America’s Cup turns to newcomers for experience

Published on May 9th, 2016

By Chris Museler, The New York Times
Peter Burling spent the weekend driving a high-performance catamaran at 30 miles per hour toward a concrete wall lined with thousands of spectators. He had to take into account a three- to five-knot current that ran along the Hudson River as he picked precise trajectories past competitors and floating marks while judging distances and counting the seconds to each maneuver.

Burling, 25, with Emirates Team New Zealand, had arrived in New York leading the America’s Cup World Series, which ends in France in November. On Sunday, his team won.

For most of his competitors, these new Cup boats present a steep learning curve. But for the calm, soft-spoken Burling, the youngest helmsman in the fleet, this is pretty normal stuff, and with professional sailing having turned nearly entirely over to catamarans since the 2013 Cup, young sailors like Burling will very likely become the norm at the top of the professional heap.

In 2013, only one professional sailing series was held in catamarans: the Extreme Sailing Series, with 40-footers. This year, five pro series are being contested in catamarans, and half are using hydrofoils, almost doubling the speed of the boats, to averages of 25 to 30 m.p.h.

Sailors in their 20s, and young designers focused on foil development, are beginning to dominate this new order of the sport.

“Quite a few guys my age have spent a lot of hours sailing hydrofoil boats, like the Flying Phantom and the International Moth,” Burling said last week. “Before the Cup was foiling, I was already sailing a Moth.”

The foiling Moth, a single-person, single-hulled dinghy, represents the proving ground for top Cup talent. In 2011, Burling was fourth at the world championship; the winner, Nathan Outteridge, now the helmsman for Artemis Racing, was 24.

The next year, Burling finished second, behind Outteridge, at the London Olympics in the two-person 49er class. Since then, Burling and his crew member, Blair Tuke, have won 25 consecutive 49er events and are favorites to win the gold medal at this summer’s Olympics in Rio de Janeiro. Burling and Tuke are set to fly to Rio this week to get back into their 49er Olympic training.

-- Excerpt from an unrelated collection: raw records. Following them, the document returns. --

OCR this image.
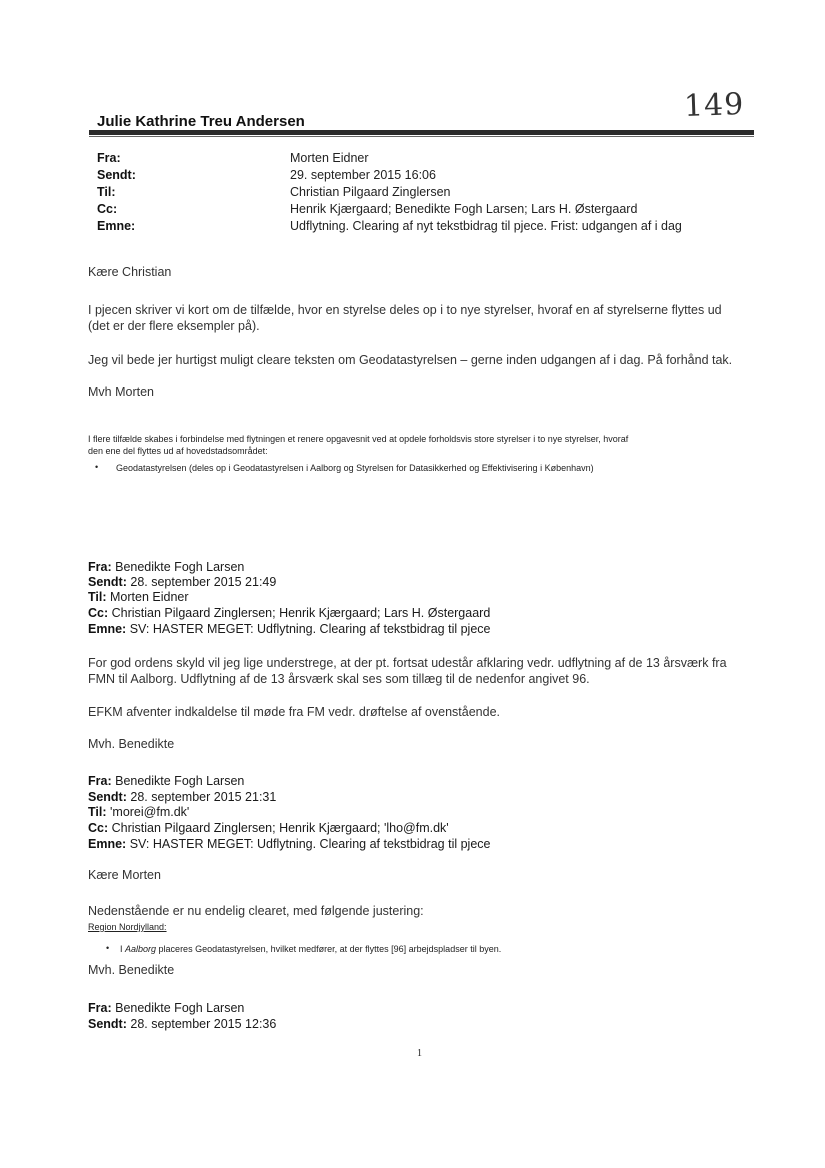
149
Julie Kathrine Treu Andersen
Fra:	Morten Eidner
Sendt:	29. september 2015 16:06
Til:	Christian Pilgaard Zinglersen
Cc:	Henrik Kjærgaard; Benedikte Fogh Larsen; Lars H. Østergaard
Emne:	Udflytning. Clearing af nyt tekstbidrag til pjece. Frist: udgangen af i dag
Kære Christian
I pjecen skriver vi kort om de tilfælde, hvor en styrelse deles op i to nye styrelser, hvoraf en af styrelserne flyttes ud
(det er der flere eksempler på).
Jeg vil bede jer hurtigst muligt cleare teksten om Geodatastyrelsen – gerne inden udgangen af i dag. På forhånd tak.
Mvh Morten
I flere tilfælde skabes i forbindelse med flytningen et renere opgavesnit ved at opdele forholdsvis store styrelser i to nye styrelser, hvoraf
den ene del flyttes ud af hovedstadsområdet:
• Geodatastyrelsen (deles op i Geodatastyrelsen i Aalborg og Styrelsen for Datasikkerhed og Effektivisering i København)
Fra: Benedikte Fogh Larsen
Sendt: 28. september 2015 21:49
Til: Morten Eidner
Cc: Christian Pilgaard Zinglersen; Henrik Kjærgaard; Lars H. Østergaard
Emne: SV: HASTER MEGET: Udflytning. Clearing af tekstbidrag til pjece
For god ordens skyld vil jeg lige understrege, at der pt. fortsat udestår afklaring vedr. udflytning af de 13 årsværk fra
FMN til Aalborg. Udflytning af de 13 årsværk skal ses som tillæg til de nedenfor angivet 96.
EFKM afventer indkaldelse til møde fra FM vedr. drøftelse af ovenstående.
Mvh. Benedikte
Fra: Benedikte Fogh Larsen
Sendt: 28. september 2015 21:31
Til: 'morei@fm.dk'
Cc: Christian Pilgaard Zinglersen; Henrik Kjærgaard; 'lho@fm.dk'
Emne: SV: HASTER MEGET: Udflytning. Clearing af tekstbidrag til pjece
Kære Morten
Nedenstående er nu endelig clearet, med følgende justering:
Region Nordjylland:
• I Aalborg placeres Geodatastyrelsen, hvilket medfører, at der flyttes [96] arbejdspladser til byen.
Mvh. Benedikte
Fra: Benedikte Fogh Larsen
Sendt: 28. september 2015 12:36
1
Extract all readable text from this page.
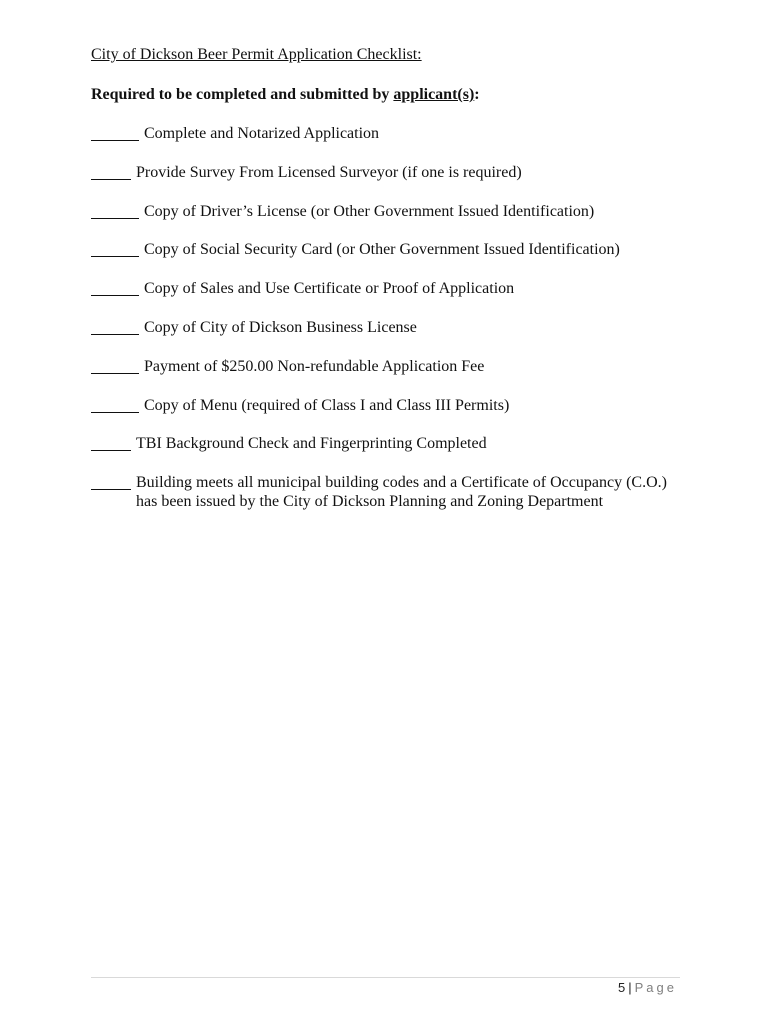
City of Dickson Beer Permit Application Checklist:
Required to be completed and submitted by applicant(s):
Complete and Notarized Application
Provide Survey From Licensed Surveyor (if one is required)
Copy of Driver’s License (or Other Government Issued Identification)
Copy of Social Security Card (or Other Government Issued Identification)
Copy of Sales and Use Certificate or Proof of Application
Copy of City of Dickson Business License
Payment of $250.00 Non-refundable Application Fee
Copy of Menu (required of Class I and Class III Permits)
TBI Background Check and Fingerprinting Completed
Building meets all municipal building codes and a Certificate of Occupancy (C.O.) has been issued by the City of Dickson Planning and Zoning Department
5 | Page
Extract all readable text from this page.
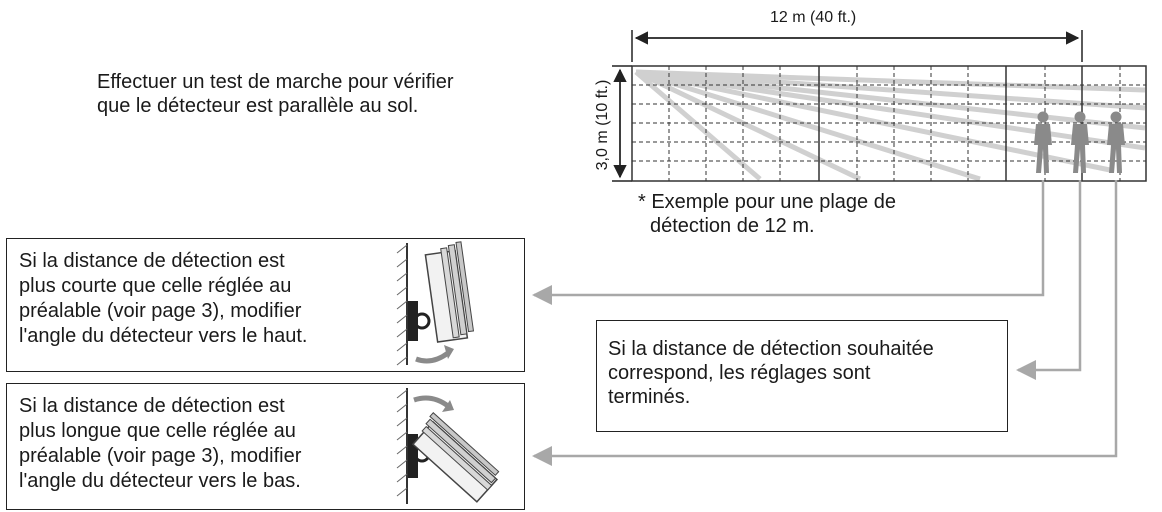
Effectuer un test de marche pour vérifier
que le détecteur est parallèle au sol.
12 m (40 ft.)
3,0 m (10 ft.)
* Exemple pour une plage de
détection de 12 m.
Si la distance de détection est
plus courte que celle réglée au
préalable (voir page 3), modifier
l'angle du détecteur vers le haut.
Si la distance de détection est
plus longue que celle réglée au
préalable (voir page 3), modifier
l'angle du détecteur vers le bas.
Si la distance de détection souhaitée
correspond, les réglages sont
terminés.
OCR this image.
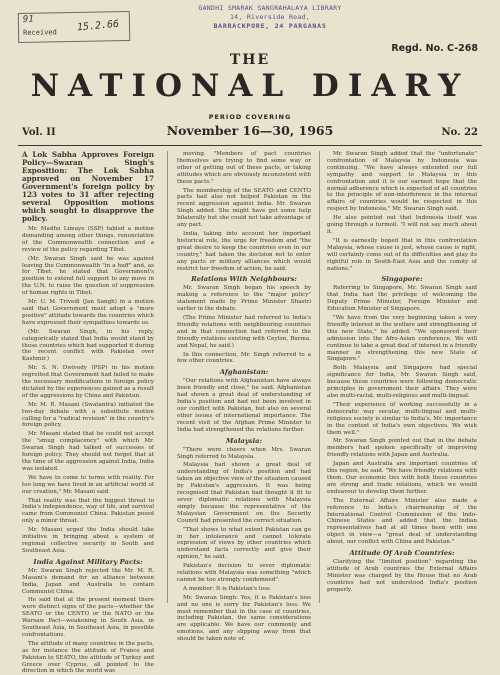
GANDHI SMARAK SANGRAHALAYA LIBRARY
14, Riverside Road,
BARRACKPORE, 24 PARGANAS
91
Received 15.2.66
Regd. No. C-268
THE
NATIONAL DIARY
Vol. II
PERIOD COVERING
November 16—30, 1965	No. 22

A Lok Sabha Approves Foreign Policy—Swaran Singh's Exposition: The Lok Sabha approved on November 17 Government's foreign policy by 123 votes to 31 after rejecting several Opposition motions which sought to disapprove the policy.

Mr. Madhu Limaye (SSP) tabled a motion demanding among other things, renunciation of the Commonwealth connection and a review of the policy regarding Tibet.

(Mr. Swaran Singh said he was against leaving the Commonwealth "in a huff" and, as for Tibet, he stated that Government's position to extend full support to any move in the U.N. to raise the question of suppression of human rights in Tibet.

Mr. U. M. Trivedi (Jan Sangh) in a motion said that Government must adopt a "more positive" attitude towards the countries which have expressed their sympathies towards us.

(Mr. Swaran Singh, in his reply, categorically stated that India would stand by those countries which had supported it during the recent conflict with Pakistan over Kashmir.)

Mr. S. N. Dwivedy (PSP) in his motion regretted that Government had failed to make the necessary modifications in foreign policy dictated by the experiences gained as a result of the aggressions by China and Pakistan.

Mr. M. R. Masani (Swatantra) initiated the two-day debate with a substitute motion calling for a "radical revision" in the country's foreign policy.

Mr. Masani stated that he could not accept the "smug complacency" with which Mr. Swaran Singh had talked of successes of foreign policy. They should not forget that at the time of the aggression against India, India was isolated.

We have to come to terms with reality. For too long we have lived in an artificial world of our creation," Mr. Masani said.

That reality was that the biggest threat to India's independence, way of life, and survival came from Communist China. Pakistan posed only a minor threat.

Mr. Masani urged the India should take initiative in bringing about a system of regional collective security in South and Southeast Asia.

India Against Military Pacts:

Mr. Swaran Singh rejected the Mr. M. R. Masani's demand for an alliance between India, Japan and Australia to contain Communist China.

He said that at the present moment there were distinct signs of the pacts—whether the SEATO or the CENTO or the NATO or the Warsaw Pact—weakening in South Asia, in Southeast Asia, in Southeast Asia, in possible confrontations.

The attitude of many countries in the pacts, as for instance the attitude of France and Pakistan to SEATO, the attitude of Turkey and Greece over Cyprus, all pointed to the direction in which the world was

moving. "Members of pact countries themselves are trying to find some way or other of getting out of these pacts, or taking attitudes which are obviously inconsistent with these pacts."

The membership of the SEATO and CENTO pacts had also not helped Pakistan in the recent aggression against India. Mr. Swaran Singh added. She might have got some help bilaterally but she could not take advantage of any pact.

India, taking into account her important historical role, the urge for freedom and "the great desire to keep the countries even in our country," had taken the decision not to enter any pacts or military alliances which would restrict her freedom of action, he said.

Relations With Neighbours:

Mr. Swaran Singh began his speech by making a reference to the "major policy" statement made by Prime Minister Shastri earlier in the debate.

(The Prime Minister had referred to India's friendly relations with neighbouring countries and in that connection had referred to the friendly relations existing with Ceylon, Burma, and Nepal, he said.)

In this connection, Mr. Singh referred to a few other countries.

Afghanistan:

"Our relations with Afghanistan have always been friendly and close," he said. Afghanistan had shown a great deal of understanding of India's position and had not been involved in our conflict with Pakistan, but also on several other issues of international importance. The recent visit of the Afghan Prime Minister to India had strengthened the relations further.

Malaysia:

"There were cheers when Mrs. Swaran Singh referred to Malaysia.

Malaysia had shown a great deal of understanding of India's position and had taken an objective view of the situation caused by Pakistan's aggression. It was being recognised that Pakistan had thought it fit to sever diplomatic relations with Malaysia simply because the representative of the Malaysian Government on the Security Council had presented the correct situation.

"That shows to what extent Pakistan can go in her intolerance and cannot tolerate expression of views by other countries which understand facts correctly and give their opinion," he said.

Pakistan's decision to sever diplomatic relations with Malaysia was something "which cannot be too strongly condemned".

A member: It is Pakistan's loss.

Mr. Swaran Singh: Yes, it is Pakistan's loss and no one is sorry for Pakistan's loss. We must remember that in the case of countries, including Pakistan, the same considerations are applicable. We have our commonly and emotions, and any slipping away from that should be taken note of.

Mr. Swaran Singh added that the "unfortunate" confrontation of Malaysia by Indonesia was continuing. "We have always extended our full sympathy and support to Malaysia in this confrontation and it is our earnest hope that the normal adherence which is expected of all countries to the principle of non-interference in the internal affairs of countries would be respected in this respect by Indonesia," Mr. Swaran Singh said.

He also pointed out that Indonesia itself was going through a turmoil. "I will not say much about it.

"It is earnestly hoped that in this confrontation Malaysia, whose cause is just, whose cause is right, will certainly come out of its difficulties and play its rightful role in South-East Asia and the comity of nations."

Singapore:

Referring to Singapore, Mr. Swaran Singh said that India had the privilege of welcoming the Deputy Prime Minister, Foreign Minister and Education Minister of Singapore.

"We have from the very beginning taken a very friendly interest in the welfare and strengthening of this new State," he added. "We sponsored their admission into the Afro-Asian conference. We will continue to take a great deal of interest in a friendly manner in strengthening this new State of Singapore."

Both Malaysia and Singapore had special significance for India, Mr. Swaran Singh said, because these countries were following democratic principles in government their affairs. They were also multi-racial, multi-religious and multi-lingual.

"Their experience of working successfully in a democratic way secular, multi-lingual and multi-religious society is similar to India's. Mr. importance in the context of India's own objectives. We wish them well."

Mr. Swaran Singh pointed out that in the debate members had spoken specifically of improving friendly relations with Japan and Australia.

Japan and Australia are important countries of this region, he said. "We have friendly relations with them. Our economic ties with both these countries are strong and trade relations, which we would endeavour to develop them further.

The External Affairs Minister also made a reference to India's chairmanship of the International Control Commission of the Indo-Chinese States and added that the Indian representatives had at all times been with one object in view—a "great deal of understanding about, our conflict with China and Pakistan."

Attitude Of Arab Countries:

Clarifying the "limited position" regarding the attitude of Arab countries the External Affairs Minister was charged by the House that no Arab countries had not understood India's position properly.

Glenn Ashby keeps their Cup team advancing. At 38, Ashby, a catamaran specialist in his third multihull Cup campaign, is the team’s leader and is straddling the old and new generations of Cup sailors. He said sailors like Burling were essential to a successful Cup campaign.

“The best mix these days is to have some older heads who know how a large campaign works,” said Ashby, an Olympic medalist for Australia and a multiple-time world champion in multihulls, “but you need the young guys who have the skill set to push the boat hard and drive the boat accurately. If you had just old guys, you’d miss out on the abilities of the foiling generation.”